New Hampshire Predictions

Well, hell, if Oliver’s going to do it, then so am I. Here’s my New Hampshire prediction. And I’ll even throw up percentage points.

1. Kerry 30%
2. Dean 29%
3. Clark 16%
4. Edwards 13%
5. Lieberman 8%
6. Kucinich 2%
7. Sharpton 1%

[1/24/06 UPDATE: If anything, the propensity to offer wholly unsubstantiated predictions involving numbers strikes me as utterly foolish. Of what value does this serve? Does it feel better to stave off impatience and anxiety by fabricating numbers? Or is this sort an elaborate way of setting one’s self up for disappointment?]

Monday Morning Boiler Plate Blog Entry

We [drank too much]/[had too many personal fiascos]/[raped a small poodle] over the weekend. It was an experience that [left us intellectually lacking]/[has us pondering __________]/[pairing our argyles]. [Not that you would know anything about that]/[I’m sure you understand our pain]. Expect our return [next week]/[tomorrow]/[at some unspecified time]/[never], when we’ve [fully recovered]/[possessed of less self-loathing]/[prepared to eviscerate another Laura Miller column] and [visit some of the other fine folks on the [left]/[right]]/[get out of the house yourself]/[email us naked photos of yourself]. [Or not.]
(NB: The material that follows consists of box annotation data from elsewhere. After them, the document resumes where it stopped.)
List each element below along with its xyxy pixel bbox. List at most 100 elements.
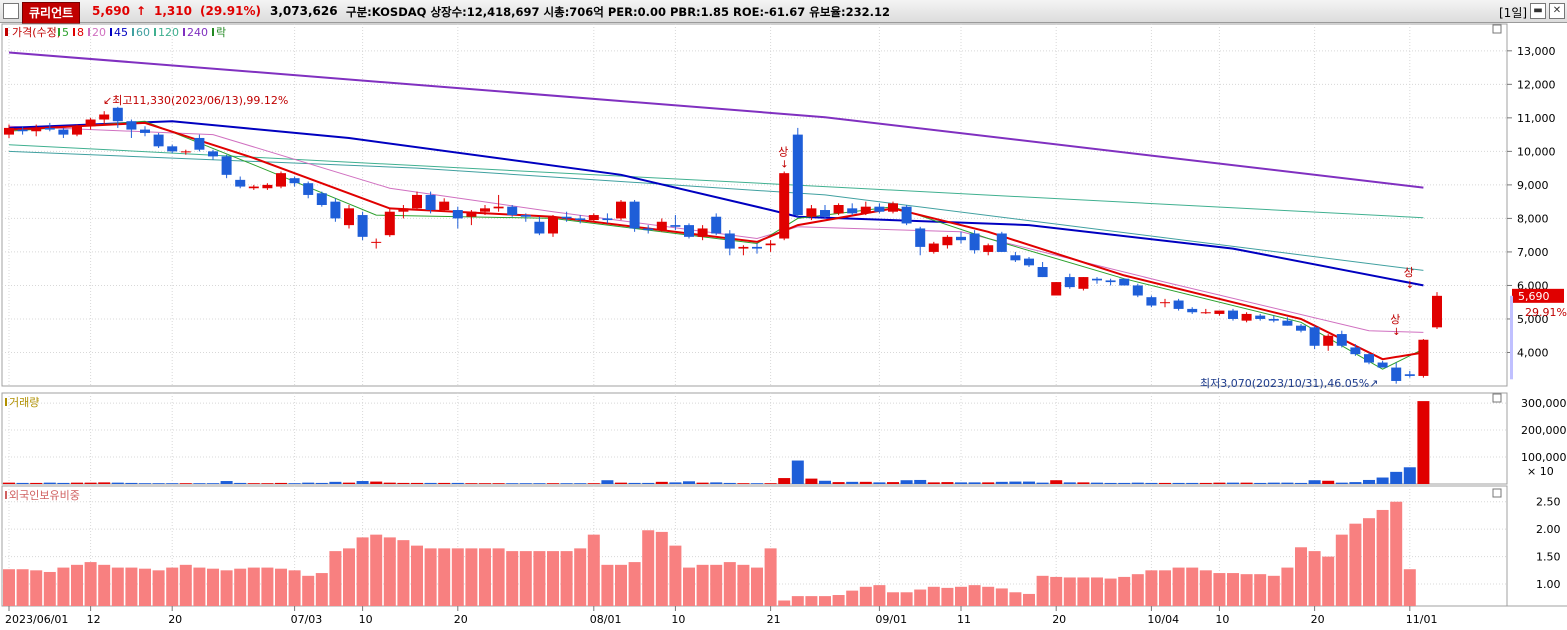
close-icon[interactable]: ✕ [1549, 3, 1565, 19]
volume-bar [968, 482, 981, 484]
volume-bar [846, 481, 859, 484]
legend-swatch [183, 28, 185, 36]
volume-bar [166, 483, 179, 484]
candle-body [1241, 313, 1252, 321]
foreign-bar [832, 595, 845, 606]
volume-bar [519, 483, 532, 484]
candle-body [1132, 285, 1143, 296]
foreign-bar [587, 534, 600, 606]
foreign-bar [1104, 578, 1117, 606]
legend-swatch [212, 28, 214, 36]
volume-bar [1091, 482, 1103, 484]
volume-bar [914, 479, 927, 484]
foreign-bar [1172, 567, 1185, 606]
foreign-bar [1145, 570, 1158, 606]
candle-body [656, 221, 667, 231]
volume-bar [57, 482, 70, 484]
volume-bar [723, 482, 736, 484]
foreign-bar [1186, 567, 1199, 606]
foreign-bar [193, 567, 206, 606]
limit-up-label: 상 [778, 145, 788, 158]
volume-bar [547, 483, 559, 484]
foreign-y-tick-label: 2.50 [1536, 496, 1561, 509]
stock-name-badge[interactable]: 큐리언트 [22, 2, 81, 24]
foreign-y-tick-label: 1.00 [1536, 578, 1561, 591]
legend-swatch [58, 28, 60, 36]
volume-bar [832, 482, 845, 484]
volume-bar [43, 482, 56, 484]
volume-bar [1131, 482, 1144, 484]
foreign-bar [1131, 574, 1144, 606]
panel-frame [1, 392, 1508, 485]
panel-minimize-icon [1492, 24, 1502, 34]
candle-body [180, 151, 191, 153]
volume-bar [995, 481, 1008, 484]
price-y-tick-label: 9,000 [1517, 179, 1549, 192]
price-y-tick-label: 13,000 [1517, 45, 1556, 58]
volume-bar [574, 483, 587, 484]
candle-body [1092, 278, 1102, 281]
candle-body [1214, 310, 1225, 314]
volume-bar [710, 482, 723, 484]
volume-y-tick-label: 300,000 [1521, 397, 1567, 410]
candle-body [235, 179, 246, 187]
foreign-bar [519, 551, 532, 606]
candle-body [17, 129, 28, 132]
foreign-bar [247, 567, 260, 606]
volume-bar [1104, 482, 1117, 484]
candle-body [1078, 277, 1089, 289]
volume-bar [955, 482, 967, 484]
candle-body [996, 233, 1007, 252]
legend-label: 60 [136, 26, 150, 39]
candle-body [724, 233, 735, 249]
foreign-bar [1213, 573, 1226, 606]
volume-bar [139, 483, 151, 484]
candle-body [983, 245, 994, 252]
volume-bar [479, 483, 491, 484]
foreign-bar [383, 537, 396, 606]
foreign-bar [207, 568, 219, 606]
candle-body [4, 127, 14, 135]
x-tick-label: 10 [359, 613, 373, 626]
candle-body [901, 206, 912, 224]
current-change-pct: 29.91% [1525, 306, 1567, 319]
candle-body [684, 225, 694, 237]
candle-body [738, 246, 749, 249]
checkbox-icon[interactable] [3, 3, 19, 19]
x-tick-label: 12 [87, 613, 101, 626]
foreign-bar [139, 568, 151, 606]
foreign-bar [927, 586, 940, 606]
volume-y-tick-label: 100,000 [1521, 451, 1567, 464]
candle-body [1350, 347, 1361, 355]
candle-body [289, 178, 300, 184]
candle-body [452, 210, 463, 219]
candle-body [480, 208, 490, 212]
foreign-bar [451, 548, 464, 606]
volume-bar [288, 483, 301, 484]
volume-bar [587, 483, 600, 484]
legend-marker [5, 28, 8, 36]
volume-bar [1308, 480, 1321, 484]
foreign-bar [955, 586, 967, 606]
limit-up-arrow: ↓ [780, 159, 788, 170]
foreign-bar [1199, 570, 1212, 606]
candle-body [874, 206, 885, 212]
legend-swatch [154, 28, 156, 36]
legend-label: 45 [114, 26, 128, 39]
foreign-bar [98, 564, 111, 606]
volume-bar [1199, 482, 1212, 484]
volume-bar [1417, 401, 1430, 484]
foreign-bar [737, 564, 750, 606]
current-price-tag [1512, 288, 1564, 303]
minimize-icon[interactable]: ▬ [1530, 3, 1546, 19]
period-label[interactable]: [1일] [1499, 6, 1528, 20]
volume-bar [1186, 482, 1199, 484]
candle-body [99, 114, 110, 120]
foreign-bar [1349, 523, 1362, 606]
volume-bar [887, 482, 899, 484]
volume-bar [1267, 482, 1280, 484]
volume-bar [1172, 482, 1185, 484]
candle-body [425, 194, 436, 211]
volume-bar [179, 483, 192, 484]
candle-body [860, 206, 871, 214]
Not that we’re [giving blood]/[holing up in a motel room with a .44 and a smile]/[raping another small poodle] ourselves.

Comfort Books

Terry and OGIC have fessed their comfort reading. I thought I’d add to the hue and cry, hoping that other swell folks would do the same. “Comfort reading” has been defined by our dynamic duo as anything that cools down an overheated mind. I’d stretch it a little further and define it as “anything that restores the mind back to its necessary default factory settings.” The following list is by no means a summation of my favorite writers, just the stuff that keeps me personally focused.

1. The Oz books — to restore imaginative settings.
2. Rex Stout — to restore careful balance between wiseass and logic.
3. James M. Cain — to cut the crap and get to the point.
4. Just about anything by Asimov, fiction or nonfiction (his history and science books worked wonders for me as a kid) — to describe things as clearly as possible.
5. Donald Westlake/Richard Stark — to get prose clean and subtextual.
6. Charles Dickens — to replenish color and description.
7. Terry Southern — to restore anti-establishment impulses and ballsiness.
8. John P. Marquand — to remind mind that satire comes in shades and can be accessible.
9. David Lodge — to encourage joie de vivre.
10. Ian McEwan — to respawn impulse to drown babies and revise brutally.